Report from the Legislature – #37August 27th, 2012 by Sheilla Lampkin
Greetings! The first two weeks in August brought some very stress-filled debates to the legislature. In spite of several other noteworthy issues under study, it is highly evident that the two most important issues now, and in 2013, are health care and education. However, I am reminded that this is, and rightly should be, an annual trend. What issues are more important than our health and our children? The real problem lies in how to best serve both.
The House and Senate Committees on Education have been meeting, as required by law in Act 57 (2003) and Act 1204 (2007), to examine an adequacy study conducted each biennium by the Bureau of Legislative Research to assess funding and needs related to providing an adequate education for all Arkansas K-12 students. This refers to what is known as the “funding formula” that is used to determine the per-pupil level of foundation funding disbursed to each school district. This study was mandated by the Lakeview lawsuit to try to insure all children get equal educational opportunities.
After lengthy discussion and debate, it was concluded that achievement among all student groups was not the same. Part of the cause has been that programs are not all uniformly administered across the state. Many districts have been using excellent programs; others are not so successful. Reasons for these discrepancies may include the level of leadership and expectations of school officials and their placing of some funds in “reserves” rather than using them. These items will likely be addressed in some fashion in the 2013 session.
Teacher Professional Development was also addressed at great length in the study. Currently teachers in Arkansas are required to obtain 60 hours per year in Professional Development classes that encompass a wide variety of teaching skills. It was concluded that the best results for Professional Development are obtained when it is focused on specific content knowledge and effective teaching skills for students for diverse needs and abilities. PD should also be designed to engage teachers in active learning through modeling, practice teaching, observational feedback and consultations with academic coaches, highly qualified peers and outside experts when needed.

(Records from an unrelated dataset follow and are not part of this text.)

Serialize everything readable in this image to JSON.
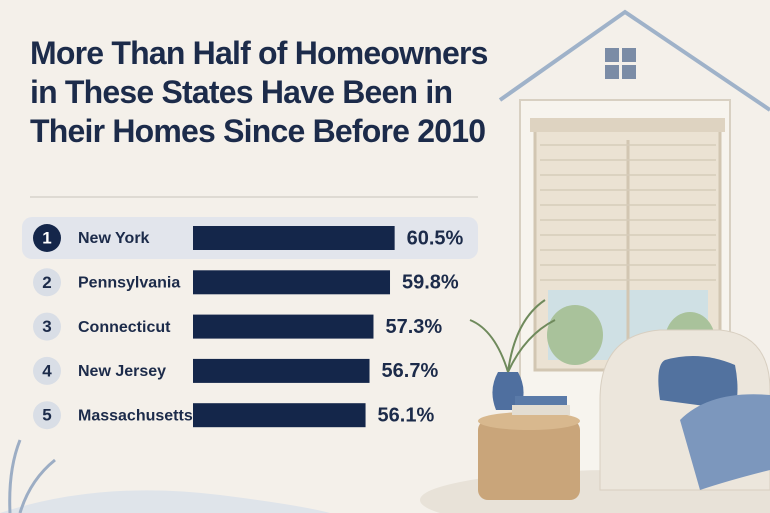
{
  "chart_data": {
    "type": "bar",
    "title": "More Than Half of Homeowners in These States Have Been in Their Homes Since Before 2010",
    "ranks": [
      1,
      2,
      3,
      4,
      5
    ],
    "categories": [
      "New York",
      "Pennsylvania",
      "Connecticut",
      "New Jersey",
      "Massachusetts"
    ],
    "values": [
      60.5,
      59.8,
      57.3,
      56.7,
      56.1
    ],
    "value_labels": [
      "60.5%",
      "59.8%",
      "57.3%",
      "56.7%",
      "56.1%"
    ],
    "color": "#14264a",
    "xlim": [
      30,
      66
    ]
  }
}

I have five research booklets on adequacy, funding formulas, professional development, teacher evaluations and like educational matters to study and will keep you posted.
I again attended more lengthy meetings on Medicaid funding in my role as a member of the Public Health Committee. While these were designated as “discussions”, they began with an overview of Medicaid programs in Arkansas today and quickly became more debate than discussion with the same faces asking the same questions and making the same conclusions as in countless other meetings.
However, our trio of Arkansas medical “experts” came armed with their printed answers to some of these reoccurring questions; such as, what are the consequences if we do not extend Medicaid in Arkansas, what efforts would be made to address fraud, who would be covered, what will it cost the state and what is the impact on our economy?
The highlight of these “discussions” may have been the presentations by the two new “faces” to the fray. First, Dr. Dan Rahn, Chancellor of UAMS, eloquently told of the problems expected with the new Medicaid/Medicare cuts slated to begin in January and the rapidly expanding “uncompensated debt” problems already plaguing UAMS. He says most of this indebtedness comes from emergency room usage by people with no medical coverage that need help that cannot be denied in ERs. He advocates adding more qualified Arkansans to Medicaid so they can afford to seek help and ease the debt burdens at UAMS. He stressed UAMS’ dire need for this uncompensated debt relief.
Next Bo Ryall, president and CEO of the Arkansas Hospital Association, affirmed that the state’s smaller hospitals have the same problem with uncompensated debts. (Our local hospitals experience this financial loss and burden too.) Mr. Ryall also reported that the Arkansas Hospital Association endorses the concept that having more insured individuals would ease the debt burdens our hospitals are facing annually. This debt has led, and continues to lead, smaller hospitals into precarious situations.
From a humanitarian standpoint we all deserve good health care. Both the Arkansas Medical Society and the Arkansas Hospital Association have recently announced their support of the Medicaid expansion program. As legislators, and Arkansans, we are left to think for ourselves and to consider the advice of our medical professionals in the field on these important health issues.
Reports on the Tobacco Settlement funds were also presented, but I’ll save them for my next report to you.
Thank you for the honor of representing you fulltime by listening with an open mind and engaging in these important discussions for all Arkansans. Recently I read this statement; “Nothing is more important than health. Health is the foundation of our nation’s prosperity”. As we mature, I think we can all agree with the thought that nothing in this world is more important than good health. Without it what do we have and what can we enjoy?
Thank you from the Arkansas legislature.